金属の擦れる音と、土を踏みしめる衝撃音。続く続く続く行軍。始まる始まる始まる展開。下から。横へ横へ横へ、上へ、横へ、横へ、横へ――
団長と呼ばれる存在に近づいていた兵士たちは、壁に沿って、ひたすら、横へと展開してゆく。
刀であったり。槍であったり。斧であったり。槌であったり。長弓であったり。クロスボウであったり。彼らは、全身金属鎧であるということ以外に共通点は無い。鎧に覆われた尾であったり、明らかに純人種以外も混じっている。四足である者すらいる。
配置についた者たちは、ただ、無言で、武器を構え、待つ。きっと、一時間でも二時間でも、彼らは集中を途切れさせることなく、そうしているだろう。
そう思わせるだけの圧がある。
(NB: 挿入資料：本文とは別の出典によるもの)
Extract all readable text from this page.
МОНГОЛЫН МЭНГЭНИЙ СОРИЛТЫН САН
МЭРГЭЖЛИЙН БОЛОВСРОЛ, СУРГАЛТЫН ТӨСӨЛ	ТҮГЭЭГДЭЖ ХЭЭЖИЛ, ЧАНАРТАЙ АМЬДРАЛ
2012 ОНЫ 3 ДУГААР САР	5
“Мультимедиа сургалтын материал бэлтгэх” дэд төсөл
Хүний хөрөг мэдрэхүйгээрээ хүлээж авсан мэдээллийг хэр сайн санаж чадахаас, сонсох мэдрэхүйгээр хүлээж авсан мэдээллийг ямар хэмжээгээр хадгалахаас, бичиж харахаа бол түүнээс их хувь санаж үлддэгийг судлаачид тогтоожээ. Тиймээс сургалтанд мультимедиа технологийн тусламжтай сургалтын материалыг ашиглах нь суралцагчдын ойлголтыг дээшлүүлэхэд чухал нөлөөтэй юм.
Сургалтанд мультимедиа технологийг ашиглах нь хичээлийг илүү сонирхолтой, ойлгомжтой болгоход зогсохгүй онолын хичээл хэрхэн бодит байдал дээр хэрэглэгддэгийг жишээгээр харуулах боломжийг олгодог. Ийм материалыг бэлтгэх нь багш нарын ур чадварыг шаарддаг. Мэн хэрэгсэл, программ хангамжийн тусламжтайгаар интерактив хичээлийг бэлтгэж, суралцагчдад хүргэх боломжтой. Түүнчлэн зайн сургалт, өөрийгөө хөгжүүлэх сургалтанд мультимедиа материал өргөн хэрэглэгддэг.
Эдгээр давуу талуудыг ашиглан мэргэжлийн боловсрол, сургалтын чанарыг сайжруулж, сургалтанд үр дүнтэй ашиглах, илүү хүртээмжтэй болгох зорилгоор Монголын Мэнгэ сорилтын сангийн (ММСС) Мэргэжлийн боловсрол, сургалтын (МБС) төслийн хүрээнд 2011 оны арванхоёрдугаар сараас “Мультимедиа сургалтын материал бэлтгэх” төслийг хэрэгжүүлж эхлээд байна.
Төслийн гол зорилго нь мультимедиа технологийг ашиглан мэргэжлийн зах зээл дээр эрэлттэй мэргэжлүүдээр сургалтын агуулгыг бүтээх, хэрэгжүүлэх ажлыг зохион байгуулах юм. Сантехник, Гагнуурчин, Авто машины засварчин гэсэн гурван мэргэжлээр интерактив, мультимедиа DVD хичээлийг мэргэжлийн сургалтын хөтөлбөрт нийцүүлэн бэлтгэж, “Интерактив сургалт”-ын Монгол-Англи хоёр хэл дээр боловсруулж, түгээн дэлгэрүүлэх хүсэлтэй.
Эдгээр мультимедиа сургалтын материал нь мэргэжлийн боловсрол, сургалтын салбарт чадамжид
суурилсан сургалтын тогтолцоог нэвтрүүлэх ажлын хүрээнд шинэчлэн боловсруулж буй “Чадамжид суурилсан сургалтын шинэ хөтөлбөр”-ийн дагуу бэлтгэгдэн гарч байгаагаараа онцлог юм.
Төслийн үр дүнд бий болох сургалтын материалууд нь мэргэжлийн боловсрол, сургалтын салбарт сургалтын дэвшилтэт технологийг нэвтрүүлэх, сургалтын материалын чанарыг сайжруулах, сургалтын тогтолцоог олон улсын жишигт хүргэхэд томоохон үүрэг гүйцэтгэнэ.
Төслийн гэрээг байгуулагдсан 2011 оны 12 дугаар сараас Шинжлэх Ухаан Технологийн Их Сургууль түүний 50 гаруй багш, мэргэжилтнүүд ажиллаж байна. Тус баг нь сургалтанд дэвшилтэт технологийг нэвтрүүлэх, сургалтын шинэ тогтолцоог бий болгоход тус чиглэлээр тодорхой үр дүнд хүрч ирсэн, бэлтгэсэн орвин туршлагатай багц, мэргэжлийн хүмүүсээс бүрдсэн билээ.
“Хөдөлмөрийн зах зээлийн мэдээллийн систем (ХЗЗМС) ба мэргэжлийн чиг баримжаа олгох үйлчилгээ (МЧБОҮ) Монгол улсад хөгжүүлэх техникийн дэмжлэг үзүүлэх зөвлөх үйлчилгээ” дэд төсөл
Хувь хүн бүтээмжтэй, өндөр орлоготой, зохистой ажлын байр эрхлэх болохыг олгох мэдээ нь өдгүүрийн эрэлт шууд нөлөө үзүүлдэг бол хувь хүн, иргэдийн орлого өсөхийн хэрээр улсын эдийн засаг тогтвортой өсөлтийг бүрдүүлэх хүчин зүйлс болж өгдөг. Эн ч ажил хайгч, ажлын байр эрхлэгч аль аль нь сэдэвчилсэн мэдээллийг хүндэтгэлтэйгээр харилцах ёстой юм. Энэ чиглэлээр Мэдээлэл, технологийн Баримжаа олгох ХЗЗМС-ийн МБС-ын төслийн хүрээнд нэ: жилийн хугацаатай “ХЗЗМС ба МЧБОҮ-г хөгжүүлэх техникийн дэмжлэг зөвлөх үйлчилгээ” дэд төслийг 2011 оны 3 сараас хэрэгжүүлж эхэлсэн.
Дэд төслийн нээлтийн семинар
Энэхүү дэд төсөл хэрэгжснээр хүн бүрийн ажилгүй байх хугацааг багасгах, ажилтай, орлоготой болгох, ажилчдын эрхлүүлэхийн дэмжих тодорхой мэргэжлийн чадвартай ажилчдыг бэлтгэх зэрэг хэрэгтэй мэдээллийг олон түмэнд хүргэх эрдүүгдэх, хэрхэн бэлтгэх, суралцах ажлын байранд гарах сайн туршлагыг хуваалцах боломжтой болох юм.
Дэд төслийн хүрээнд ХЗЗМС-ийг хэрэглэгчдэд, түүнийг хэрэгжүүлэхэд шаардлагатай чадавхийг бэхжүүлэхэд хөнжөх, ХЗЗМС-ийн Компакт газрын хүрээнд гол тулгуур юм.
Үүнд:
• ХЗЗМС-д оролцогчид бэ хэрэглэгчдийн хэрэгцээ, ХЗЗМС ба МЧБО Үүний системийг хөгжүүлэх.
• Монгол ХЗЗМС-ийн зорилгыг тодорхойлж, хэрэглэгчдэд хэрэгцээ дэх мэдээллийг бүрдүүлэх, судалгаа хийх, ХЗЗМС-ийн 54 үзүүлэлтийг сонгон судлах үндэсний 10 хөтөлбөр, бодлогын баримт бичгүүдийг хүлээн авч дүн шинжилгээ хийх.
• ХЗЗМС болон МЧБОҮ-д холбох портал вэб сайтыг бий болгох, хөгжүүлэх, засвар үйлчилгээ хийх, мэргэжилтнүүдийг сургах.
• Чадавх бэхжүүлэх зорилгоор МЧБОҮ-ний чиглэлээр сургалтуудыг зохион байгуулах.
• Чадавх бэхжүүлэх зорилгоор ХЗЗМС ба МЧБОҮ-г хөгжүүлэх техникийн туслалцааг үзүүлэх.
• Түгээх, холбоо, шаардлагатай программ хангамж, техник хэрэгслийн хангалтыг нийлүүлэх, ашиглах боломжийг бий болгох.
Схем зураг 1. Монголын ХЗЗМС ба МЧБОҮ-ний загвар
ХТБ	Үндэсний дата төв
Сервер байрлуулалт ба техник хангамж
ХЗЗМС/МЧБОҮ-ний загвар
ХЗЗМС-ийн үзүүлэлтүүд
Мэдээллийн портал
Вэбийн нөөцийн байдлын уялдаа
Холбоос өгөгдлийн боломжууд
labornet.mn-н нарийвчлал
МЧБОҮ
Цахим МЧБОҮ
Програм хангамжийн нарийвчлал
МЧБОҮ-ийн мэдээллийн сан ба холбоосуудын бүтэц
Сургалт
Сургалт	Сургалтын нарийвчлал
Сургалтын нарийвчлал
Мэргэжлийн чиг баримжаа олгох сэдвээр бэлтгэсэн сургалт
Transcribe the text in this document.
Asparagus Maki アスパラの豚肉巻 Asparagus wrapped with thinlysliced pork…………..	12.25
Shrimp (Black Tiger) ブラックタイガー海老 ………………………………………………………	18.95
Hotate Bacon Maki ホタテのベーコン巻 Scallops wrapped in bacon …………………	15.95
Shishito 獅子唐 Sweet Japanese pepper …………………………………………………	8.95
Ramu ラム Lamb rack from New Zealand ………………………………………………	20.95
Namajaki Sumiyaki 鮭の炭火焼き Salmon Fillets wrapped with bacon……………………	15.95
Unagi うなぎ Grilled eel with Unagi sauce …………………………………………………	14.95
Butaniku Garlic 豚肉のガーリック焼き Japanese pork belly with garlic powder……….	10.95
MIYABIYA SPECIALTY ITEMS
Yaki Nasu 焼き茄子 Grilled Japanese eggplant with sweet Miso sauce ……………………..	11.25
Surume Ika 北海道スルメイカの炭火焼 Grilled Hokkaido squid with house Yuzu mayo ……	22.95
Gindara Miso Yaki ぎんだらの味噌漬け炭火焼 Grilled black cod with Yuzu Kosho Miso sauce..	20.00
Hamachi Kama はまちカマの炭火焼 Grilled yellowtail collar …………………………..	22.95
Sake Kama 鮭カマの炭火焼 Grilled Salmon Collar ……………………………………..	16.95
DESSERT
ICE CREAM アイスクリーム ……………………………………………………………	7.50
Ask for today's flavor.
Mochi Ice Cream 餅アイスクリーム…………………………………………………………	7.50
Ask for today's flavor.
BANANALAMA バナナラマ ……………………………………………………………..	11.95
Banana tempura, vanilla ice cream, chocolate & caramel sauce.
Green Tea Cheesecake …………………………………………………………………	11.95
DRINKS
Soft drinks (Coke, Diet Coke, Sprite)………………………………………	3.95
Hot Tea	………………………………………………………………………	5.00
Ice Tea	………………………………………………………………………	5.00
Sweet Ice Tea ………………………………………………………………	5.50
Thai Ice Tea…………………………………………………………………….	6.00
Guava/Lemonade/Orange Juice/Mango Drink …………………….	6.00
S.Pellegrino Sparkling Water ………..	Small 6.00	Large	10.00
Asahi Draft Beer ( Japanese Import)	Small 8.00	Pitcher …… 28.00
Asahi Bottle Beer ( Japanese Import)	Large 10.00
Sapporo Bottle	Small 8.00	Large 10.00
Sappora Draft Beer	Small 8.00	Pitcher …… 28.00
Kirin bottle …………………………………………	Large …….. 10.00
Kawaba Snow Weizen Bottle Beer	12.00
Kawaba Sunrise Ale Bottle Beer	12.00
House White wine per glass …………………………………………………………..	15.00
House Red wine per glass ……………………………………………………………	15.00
誰も彼もが鎧で覆われているにも関わらす。そんな圧が、色濃く漂っている。
数多の意思が、一つに統一され、意識だけではなく、配置につくという形で、彼らの身体までもが、一つの場に集まってくる。
それは、一つの群体であるかのように。
きっと、時が来たとき、たった一つの号令だけで、彼らは一斉に、全力で、壁を破るための攻撃を始めるのだろう。一心不乱に。
半透明な黄金色の壁が、並ぶ金属鎧の者たちによって、底から、どんどんと、僅かに金属の灰色へと、染まり始めていた。